戶部。
呂嵩和藍青田相對坐著,默然良久。
外麵官吏走動的聲音都小了許多,呂嵩腦海中浮現一個畫麵:所有官吏在經過他的值房之外時,都躡手躡足的緩緩而行。
“陳耀幹的好大事!”藍青田是個直性子,忍不住開口發牢騷,“此人能幹,下官都頗為佩服。沒想到競然……簡直是喪心病狂。”
呂嵩默然,藍青田越想越急,“尚書,若是大軍嘩變,這……京畿危急啊!俺答大軍沒能做到之事,咱們戶部卻做到了。國朝立國至今,這是最大的笑話!天大的笑話!”
“老夫知曉。”呂嵩沉聲道:“此刻說這些有何用?就算是傾盡三江水,也挽回不了。”
“說是長威伯趕赴軍中,哎!”藍青田歎道:“說實話,此事一出,按理墨家就該順勢造輿論。可他……尚書,長威伯此人,他心中有大局。”
呂嵩眸色深邃,“老夫知曉。”
正因為知曉,所以他才悄然令人送了滿月禮,在大戰時殫思竭慮,把糧草後勤安排的妥妥當當的。“罷了,是下官失言。”藍青田直爽,卻不蠢。他想到了大戰時南方給大軍挖了個大坑,若非呂嵩當機立斷,那批黴變的糧食輸送到了軍中,天知道會引發什後果。
那事兒引發帝王震怒,一番嚴查後,南方一群官員落馬。
為此南方官吏和士大夫對呂嵩頗為不滿,有人甚至說他是墨家的奸細。
太陽緩緩曬在外麵,看著格外冷寂。
“怕是來不及了。
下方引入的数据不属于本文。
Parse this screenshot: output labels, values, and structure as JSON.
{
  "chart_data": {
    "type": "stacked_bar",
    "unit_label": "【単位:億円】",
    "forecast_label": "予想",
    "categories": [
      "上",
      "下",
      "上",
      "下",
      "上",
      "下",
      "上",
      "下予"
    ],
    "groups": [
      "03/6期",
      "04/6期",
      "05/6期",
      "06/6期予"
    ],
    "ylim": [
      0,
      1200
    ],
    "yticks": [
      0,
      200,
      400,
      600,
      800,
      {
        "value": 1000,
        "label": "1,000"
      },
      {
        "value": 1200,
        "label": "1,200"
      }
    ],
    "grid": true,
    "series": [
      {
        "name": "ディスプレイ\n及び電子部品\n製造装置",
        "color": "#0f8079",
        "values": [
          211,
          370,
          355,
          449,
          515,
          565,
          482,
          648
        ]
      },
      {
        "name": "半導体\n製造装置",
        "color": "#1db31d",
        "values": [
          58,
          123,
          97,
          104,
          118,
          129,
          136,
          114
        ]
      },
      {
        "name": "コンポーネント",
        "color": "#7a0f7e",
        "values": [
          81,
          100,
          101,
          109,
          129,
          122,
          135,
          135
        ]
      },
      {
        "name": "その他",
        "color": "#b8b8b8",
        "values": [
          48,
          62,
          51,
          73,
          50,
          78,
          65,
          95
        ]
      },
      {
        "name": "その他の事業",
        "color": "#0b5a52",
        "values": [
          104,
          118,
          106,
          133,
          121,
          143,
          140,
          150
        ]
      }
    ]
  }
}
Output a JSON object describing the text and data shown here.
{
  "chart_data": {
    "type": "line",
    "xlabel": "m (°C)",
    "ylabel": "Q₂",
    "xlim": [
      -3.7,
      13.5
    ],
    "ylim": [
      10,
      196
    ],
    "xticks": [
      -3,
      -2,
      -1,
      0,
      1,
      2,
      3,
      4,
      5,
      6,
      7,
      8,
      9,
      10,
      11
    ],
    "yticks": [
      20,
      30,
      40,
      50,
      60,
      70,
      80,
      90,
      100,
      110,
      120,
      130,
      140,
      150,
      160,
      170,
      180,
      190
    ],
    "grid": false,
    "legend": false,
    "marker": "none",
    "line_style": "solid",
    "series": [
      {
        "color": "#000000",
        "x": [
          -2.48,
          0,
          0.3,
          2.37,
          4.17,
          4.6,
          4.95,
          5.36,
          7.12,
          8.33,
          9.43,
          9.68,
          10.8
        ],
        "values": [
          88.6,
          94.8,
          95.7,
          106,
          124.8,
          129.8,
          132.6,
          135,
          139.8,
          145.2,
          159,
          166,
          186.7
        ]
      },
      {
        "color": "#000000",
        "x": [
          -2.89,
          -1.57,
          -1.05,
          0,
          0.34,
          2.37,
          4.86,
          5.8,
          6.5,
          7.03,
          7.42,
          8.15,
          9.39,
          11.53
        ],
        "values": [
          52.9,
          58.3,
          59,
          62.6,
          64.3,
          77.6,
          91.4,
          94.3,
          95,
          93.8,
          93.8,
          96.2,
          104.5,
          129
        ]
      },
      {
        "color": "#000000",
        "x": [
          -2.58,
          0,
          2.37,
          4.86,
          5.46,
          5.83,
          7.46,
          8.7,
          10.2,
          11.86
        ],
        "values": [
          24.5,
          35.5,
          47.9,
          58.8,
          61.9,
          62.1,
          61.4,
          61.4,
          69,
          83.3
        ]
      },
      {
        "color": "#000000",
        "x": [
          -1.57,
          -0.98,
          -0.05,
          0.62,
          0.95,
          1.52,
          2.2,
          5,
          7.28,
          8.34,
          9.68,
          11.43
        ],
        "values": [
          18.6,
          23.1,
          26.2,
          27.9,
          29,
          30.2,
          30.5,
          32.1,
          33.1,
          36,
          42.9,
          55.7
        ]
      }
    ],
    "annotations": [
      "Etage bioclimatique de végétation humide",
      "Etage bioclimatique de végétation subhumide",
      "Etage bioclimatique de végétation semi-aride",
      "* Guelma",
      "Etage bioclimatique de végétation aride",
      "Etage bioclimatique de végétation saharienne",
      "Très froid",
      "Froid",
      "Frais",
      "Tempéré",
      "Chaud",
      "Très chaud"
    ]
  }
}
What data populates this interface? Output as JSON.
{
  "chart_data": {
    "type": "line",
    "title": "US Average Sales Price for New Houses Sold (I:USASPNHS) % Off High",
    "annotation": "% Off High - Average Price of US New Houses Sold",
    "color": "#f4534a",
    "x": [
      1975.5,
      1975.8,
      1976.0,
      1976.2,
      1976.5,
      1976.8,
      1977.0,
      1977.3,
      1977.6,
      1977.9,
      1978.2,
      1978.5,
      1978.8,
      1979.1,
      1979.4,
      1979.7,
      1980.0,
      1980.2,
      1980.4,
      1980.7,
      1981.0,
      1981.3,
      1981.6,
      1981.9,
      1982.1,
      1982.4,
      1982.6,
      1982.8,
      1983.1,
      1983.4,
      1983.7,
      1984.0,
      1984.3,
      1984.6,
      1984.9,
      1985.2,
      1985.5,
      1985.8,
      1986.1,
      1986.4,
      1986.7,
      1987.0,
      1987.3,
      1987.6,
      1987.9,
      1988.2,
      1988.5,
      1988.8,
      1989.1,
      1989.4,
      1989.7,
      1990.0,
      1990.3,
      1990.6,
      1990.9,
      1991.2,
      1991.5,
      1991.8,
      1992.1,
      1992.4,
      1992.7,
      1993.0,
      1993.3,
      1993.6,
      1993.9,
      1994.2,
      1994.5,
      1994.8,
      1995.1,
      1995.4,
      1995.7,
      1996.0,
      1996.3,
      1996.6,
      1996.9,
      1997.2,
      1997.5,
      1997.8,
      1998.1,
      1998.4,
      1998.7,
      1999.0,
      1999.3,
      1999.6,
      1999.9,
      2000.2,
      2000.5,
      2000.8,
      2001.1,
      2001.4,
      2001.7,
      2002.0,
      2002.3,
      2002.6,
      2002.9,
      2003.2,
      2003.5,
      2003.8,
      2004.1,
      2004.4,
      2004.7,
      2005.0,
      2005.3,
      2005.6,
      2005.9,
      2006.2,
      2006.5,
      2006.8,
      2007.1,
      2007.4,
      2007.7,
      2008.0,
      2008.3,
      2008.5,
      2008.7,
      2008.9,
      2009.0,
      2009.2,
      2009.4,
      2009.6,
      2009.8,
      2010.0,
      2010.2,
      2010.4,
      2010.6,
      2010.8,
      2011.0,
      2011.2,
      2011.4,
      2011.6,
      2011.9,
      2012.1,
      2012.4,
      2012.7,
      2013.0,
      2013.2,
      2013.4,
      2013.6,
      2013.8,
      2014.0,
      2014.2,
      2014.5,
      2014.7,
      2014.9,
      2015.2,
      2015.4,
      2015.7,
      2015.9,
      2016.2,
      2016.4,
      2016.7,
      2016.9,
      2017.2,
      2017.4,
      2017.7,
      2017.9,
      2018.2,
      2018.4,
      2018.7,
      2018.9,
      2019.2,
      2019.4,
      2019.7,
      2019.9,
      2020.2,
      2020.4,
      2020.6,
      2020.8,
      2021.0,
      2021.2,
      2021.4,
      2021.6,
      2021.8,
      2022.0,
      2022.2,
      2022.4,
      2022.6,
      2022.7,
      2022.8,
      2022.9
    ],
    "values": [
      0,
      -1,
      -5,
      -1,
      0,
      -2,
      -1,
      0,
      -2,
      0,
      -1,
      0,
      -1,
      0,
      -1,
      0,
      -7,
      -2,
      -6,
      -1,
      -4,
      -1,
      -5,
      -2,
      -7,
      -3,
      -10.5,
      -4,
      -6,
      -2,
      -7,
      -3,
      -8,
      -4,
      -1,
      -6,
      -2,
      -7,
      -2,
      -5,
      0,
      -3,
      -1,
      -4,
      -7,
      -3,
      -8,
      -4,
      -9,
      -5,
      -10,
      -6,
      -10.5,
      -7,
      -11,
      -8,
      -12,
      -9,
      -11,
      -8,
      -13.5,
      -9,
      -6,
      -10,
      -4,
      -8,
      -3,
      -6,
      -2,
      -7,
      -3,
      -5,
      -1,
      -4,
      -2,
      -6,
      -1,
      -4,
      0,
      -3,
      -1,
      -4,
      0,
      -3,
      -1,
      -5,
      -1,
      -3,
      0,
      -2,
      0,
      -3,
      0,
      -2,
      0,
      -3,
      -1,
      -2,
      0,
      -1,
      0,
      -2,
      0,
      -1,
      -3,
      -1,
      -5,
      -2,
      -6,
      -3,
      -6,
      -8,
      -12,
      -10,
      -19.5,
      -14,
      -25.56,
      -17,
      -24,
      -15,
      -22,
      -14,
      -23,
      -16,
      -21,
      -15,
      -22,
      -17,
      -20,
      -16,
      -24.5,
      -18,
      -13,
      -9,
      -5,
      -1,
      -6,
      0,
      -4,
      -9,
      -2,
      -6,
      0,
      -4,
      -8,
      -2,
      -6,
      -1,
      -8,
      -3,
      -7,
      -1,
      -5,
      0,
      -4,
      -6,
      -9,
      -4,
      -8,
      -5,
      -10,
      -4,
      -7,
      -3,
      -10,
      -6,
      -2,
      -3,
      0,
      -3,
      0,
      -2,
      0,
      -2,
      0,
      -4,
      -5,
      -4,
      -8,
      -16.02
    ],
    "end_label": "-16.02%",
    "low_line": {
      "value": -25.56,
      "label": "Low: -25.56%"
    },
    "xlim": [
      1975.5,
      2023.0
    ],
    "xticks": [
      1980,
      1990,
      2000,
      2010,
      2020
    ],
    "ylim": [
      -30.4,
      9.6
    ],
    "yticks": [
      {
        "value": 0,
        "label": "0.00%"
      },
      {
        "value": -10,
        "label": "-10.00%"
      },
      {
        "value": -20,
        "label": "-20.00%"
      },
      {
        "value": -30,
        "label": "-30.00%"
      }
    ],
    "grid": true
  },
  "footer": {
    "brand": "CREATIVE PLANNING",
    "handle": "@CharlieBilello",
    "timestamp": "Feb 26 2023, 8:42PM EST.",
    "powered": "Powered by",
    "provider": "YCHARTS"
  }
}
”藍青田苦笑。
呂嵩起身,拿起了奏疏,“說實話,你不是執掌戶部的最佳人選,不過當下戶部需要穩定,故而老夫依舊舉薦了你。”
“尚書,你這是……”藍青田看著呂嵩手中的那份奏疏。
“出了這等大事,老夫有何顏麵留在戶部?老夫,這便去請罪。”呂嵩深吸一口氣,走出值房。外麵,冬日不暖。
人心薄涼。
所有人都知曉,一旦大軍生變,這位戶部大佬必將落馬。
所以,躡手躡足的目的不是擔心v驚動他,而是擔心他惱羞成怒遷怒下屬。
“功名利祿,一腔熱血,終成空。”呂嵩喃喃道。
他緩緩走下台階。
陽光照在他的臉上,微微有些暖意,但隨即暖意就被冷風吹散。
那些官吏默默的看著他,看著他手中的奏疏。
呂嵩這等級別的大佬,就算是要上奏疏,也自會令人送去,哪用得著他自己出手。
這。
大概是這位戶部尚書的最後一份奏疏吧!
所有人止步。
有人歎息,有人竊笑,有人微微搖頭……
當權力的光環褪去後,一切赤果果的呈現在陽光之下,在冷風中無所遁形。
呂嵩平靜的看著這一切。
人走茶涼,這個道理他不是不懂。可事到臨頭卻有些淒涼的味兒。
老夫,終究辜負了一身所學。
呂嵩想到了儒家的現狀,想到了自己革新儒家的心願。
罷了!
罷了!
若是帝王寬宥,那就歸鄉去教授兒孫,或是開個書院,教授一批弟子。
好歹,也是為這個儒家,為這個天下盡一番力。
呂嵩突然一怔,他發現自己競然把儒家放在了大明之前。
“家國天下!”呂嵩歎息,緩緩看了那些官吏一眼。
“尚書!”
急促的腳步聲傳來,步履輕快。
呂嵩回眸。
他的隨從正一臉狂喜的急奔而來。
甚至還有些踉跟蹌蹌的。
接著是侄兒呂平。
“伯父!大喜!”
呂平在戶部官吏之前總是一副沉穩的模樣,可此刻他揮舞右手,狂喜之色令人詫異。
“尚書,長威伯回京了。”隨從開口,隨即閉嘴,看著呂平跑過來。
他隻是隨從,而這等風光的時刻,該知趣的讓呂平來。
換了以往,呂平會矜持,可此刻他卻忘乎所以的跑過來,喜上眉梢的模樣,讓呂嵩想到了當初自己回鄉,得知這個侄兒科舉不過,在家鬱鬱真歡後,便問他可願跟著自己時,呂平的歡喜。
“長威伯回京了?”呂嵩心跳加速。
若是蔣慶之鎮壓不住諸軍,大軍嘩變,他就兩個結局,其一被亂軍所殺,其二是狼狽而逃。“這是……”狼狽而逃四個字瞬間從呂嵩的字典被摳了出去,他心跳越發快了。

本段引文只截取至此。